Аналогичная парадигма была использована Ван Ден Хаутом и соавторами исследовании 40 женщин, страдающих паукофобией. Однако в данном случае переменной результата было вмешательство в выполнение модифицированного задания Струпа. Результаты показали значительную корреляцию между тяжестью паукофобии и степенью вмешательства в цветовую идентификацию слов, связанных с пауками. Это было верно как для замаскированных (r = 0,34, p < 0,05), так и для незамаскированных (r = 0,45, p < 0,01) состояний, хотя в первом случае картина была менее выраженной. В это исследование не включалась контрольная группа, не страдающая фобией, и авторы не представили свои данные о количестве людей, которые имели или не имели свидетельства вмешательства в условиях маскировки или без нее. Меркельбах и др. не обнаружили существенных различий в реакции испуга на скрытое воздействие предметных стекол с изображением пауков у испытуемых, страдающих паукофобией (n = 17), по сравнению с контрольной группой (n = 12).
Подводя итог, данные этих трех экспериментов кажутся недостаточными для однозначных выводов. Однако они предполагают, что обратная маскировка будет полезной парадигмой для исследования того, требуется ли осознание воздействия, чтобы вызвать фобический страх.
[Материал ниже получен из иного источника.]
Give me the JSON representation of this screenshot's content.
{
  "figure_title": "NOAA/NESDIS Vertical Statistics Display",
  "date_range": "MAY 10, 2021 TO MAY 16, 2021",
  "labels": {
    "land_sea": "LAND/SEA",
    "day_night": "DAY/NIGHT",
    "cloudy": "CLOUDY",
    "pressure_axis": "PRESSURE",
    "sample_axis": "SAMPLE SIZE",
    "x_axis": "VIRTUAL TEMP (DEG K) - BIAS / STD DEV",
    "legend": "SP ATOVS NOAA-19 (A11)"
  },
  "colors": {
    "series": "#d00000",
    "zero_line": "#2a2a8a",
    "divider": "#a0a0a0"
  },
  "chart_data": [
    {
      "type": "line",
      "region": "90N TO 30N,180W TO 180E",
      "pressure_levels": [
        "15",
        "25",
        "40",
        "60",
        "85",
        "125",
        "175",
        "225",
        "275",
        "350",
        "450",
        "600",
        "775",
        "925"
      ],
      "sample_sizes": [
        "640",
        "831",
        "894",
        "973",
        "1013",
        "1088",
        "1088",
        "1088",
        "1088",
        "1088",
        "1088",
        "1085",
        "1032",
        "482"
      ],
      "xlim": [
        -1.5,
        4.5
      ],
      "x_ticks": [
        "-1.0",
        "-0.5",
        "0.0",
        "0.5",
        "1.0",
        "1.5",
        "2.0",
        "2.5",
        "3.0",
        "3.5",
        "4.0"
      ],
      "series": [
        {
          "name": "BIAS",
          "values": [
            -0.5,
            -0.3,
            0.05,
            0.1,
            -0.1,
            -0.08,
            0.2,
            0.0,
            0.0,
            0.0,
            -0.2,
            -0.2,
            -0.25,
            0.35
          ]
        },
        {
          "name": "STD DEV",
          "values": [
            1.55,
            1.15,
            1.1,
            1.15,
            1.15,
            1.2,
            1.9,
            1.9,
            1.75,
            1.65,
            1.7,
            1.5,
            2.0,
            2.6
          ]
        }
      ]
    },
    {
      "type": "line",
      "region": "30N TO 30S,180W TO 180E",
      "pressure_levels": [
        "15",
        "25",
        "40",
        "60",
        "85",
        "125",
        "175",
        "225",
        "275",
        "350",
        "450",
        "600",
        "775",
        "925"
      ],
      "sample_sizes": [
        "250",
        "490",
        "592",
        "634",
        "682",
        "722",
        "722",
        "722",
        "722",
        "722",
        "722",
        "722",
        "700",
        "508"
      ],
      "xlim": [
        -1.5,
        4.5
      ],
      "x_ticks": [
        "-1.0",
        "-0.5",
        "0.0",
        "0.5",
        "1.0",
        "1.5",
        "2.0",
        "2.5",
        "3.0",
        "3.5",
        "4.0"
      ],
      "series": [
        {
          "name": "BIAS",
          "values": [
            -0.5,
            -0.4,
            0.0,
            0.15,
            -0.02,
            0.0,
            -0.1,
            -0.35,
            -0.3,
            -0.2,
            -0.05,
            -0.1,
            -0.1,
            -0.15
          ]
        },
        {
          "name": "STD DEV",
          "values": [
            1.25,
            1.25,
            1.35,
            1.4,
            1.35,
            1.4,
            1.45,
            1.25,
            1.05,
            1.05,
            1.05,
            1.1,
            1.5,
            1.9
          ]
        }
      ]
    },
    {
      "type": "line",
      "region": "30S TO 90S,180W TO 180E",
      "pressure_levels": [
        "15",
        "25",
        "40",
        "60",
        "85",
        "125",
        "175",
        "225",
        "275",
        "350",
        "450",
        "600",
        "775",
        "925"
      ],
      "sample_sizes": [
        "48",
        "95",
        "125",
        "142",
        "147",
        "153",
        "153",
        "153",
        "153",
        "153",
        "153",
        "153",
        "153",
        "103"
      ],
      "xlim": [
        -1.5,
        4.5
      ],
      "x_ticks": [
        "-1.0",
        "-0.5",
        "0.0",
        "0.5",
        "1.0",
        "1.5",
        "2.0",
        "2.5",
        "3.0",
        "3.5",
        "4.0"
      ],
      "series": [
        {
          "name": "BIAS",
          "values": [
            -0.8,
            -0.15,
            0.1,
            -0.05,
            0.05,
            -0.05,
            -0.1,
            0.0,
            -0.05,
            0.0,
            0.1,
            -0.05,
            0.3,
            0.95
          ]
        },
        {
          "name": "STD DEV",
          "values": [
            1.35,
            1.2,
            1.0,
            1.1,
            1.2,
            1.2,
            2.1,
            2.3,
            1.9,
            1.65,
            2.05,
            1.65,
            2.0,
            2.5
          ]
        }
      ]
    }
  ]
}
Сообщалось о трех исследованиях нейровизуализации специфической фобии. Каждый сравнивал региональный мозговой кровоток у лиц с фобиями животных в присутствии или отсутствии их специфического стимула фобии (субъект в качестве собственного дизайна контроля) с использованием методологии позитронно-эмиссионной томографии (ПЭТ). В одном исследовании не было обнаружено различий между подверженным и неэкспонированным состояниями. В двух других сообщалось о различных, но несколько перекрывающихся паттернах изменений. обнаружили повышенную активность в зрительной ассоциативной коре во время воздействия, сопровождающуюся снижением активности в гиппокампе, орбитофронтальной, префронтальной, височно-полярной и задней поясной коре. Сообщили, что во время воздействия наблюдалось увеличение нормализованного регионального кровотока в таламусе и нескольких областях коры (островковой, соматосенсорной, передней височной, задней медиальной орбитофронтальной и передней поясной извилинах).
Небольшие размеры выборки, а также различия в технологии ПЭТ между исследованиями затрудняют интерпретацию этих данных. Это краткое резюме представлено для полноты картины. Хотя это кажется чрезвычайно многообещающей областью исследований, из имеющихся данных нельзя сделать никаких выводов.